This article originally appeared in the Financial Post. Below is an excerpt from the article, which can be read in full here.
By Philip Cross, December 8, 2022
Greedflation continues to circulate as the left’s main explanation for the surge of inflation in 2022. The idea is promulgated by leading collectivists such as NDP leader Jagmeet Singh and economist Jim Stanford. But the evidence cited is always anecdotal. The release of comprehensive data on corporate profits in Statistics Canada’s National Accounts for the third quarter allows us to scrutinize economy-wide trends and refute the idea that greedflation fuelled inflation.
Over the past four quarters, corporate profits rose 12.9 per cent. With overall nominal GDP growing 11.1 per cent, the share of profits edged up from 28.1 per cent to 28.5 per cent.

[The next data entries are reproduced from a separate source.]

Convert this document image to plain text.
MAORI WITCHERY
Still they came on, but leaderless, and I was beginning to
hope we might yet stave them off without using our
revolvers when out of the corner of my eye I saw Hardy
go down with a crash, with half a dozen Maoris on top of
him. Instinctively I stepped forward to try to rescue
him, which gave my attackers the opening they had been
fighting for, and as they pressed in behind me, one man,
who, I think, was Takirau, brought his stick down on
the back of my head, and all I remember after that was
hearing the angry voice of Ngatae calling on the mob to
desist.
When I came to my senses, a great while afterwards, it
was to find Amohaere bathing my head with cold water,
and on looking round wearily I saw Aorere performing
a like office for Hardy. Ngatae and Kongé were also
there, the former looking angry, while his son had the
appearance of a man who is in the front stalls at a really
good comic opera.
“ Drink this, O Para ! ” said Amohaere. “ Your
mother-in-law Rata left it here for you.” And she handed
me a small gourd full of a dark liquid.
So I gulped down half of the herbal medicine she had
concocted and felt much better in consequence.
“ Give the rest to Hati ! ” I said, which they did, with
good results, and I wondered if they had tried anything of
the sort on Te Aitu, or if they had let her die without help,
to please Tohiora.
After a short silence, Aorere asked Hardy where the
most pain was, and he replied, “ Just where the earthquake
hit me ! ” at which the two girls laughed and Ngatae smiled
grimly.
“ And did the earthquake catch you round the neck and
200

So the end result of all the alleged unbridled avarice, canine cunning and financial swindling that corporate Canada was able to muster enabled it to grab just 0.4 cents more out of every extra dollar circulating in the economy over the past year. This explains nothing about inflation over same period.
The gain in profits is much less than the 18.2 per cent increase in government indirect taxes and close to the 11.3 per cent gain for mixed income (mostly farmers and unincorporated business). Although governments have profited the most from inflation — a $28-billion windfall, the fall economic update reported — collectivists never complain it’s greedy governments that fuel inflation.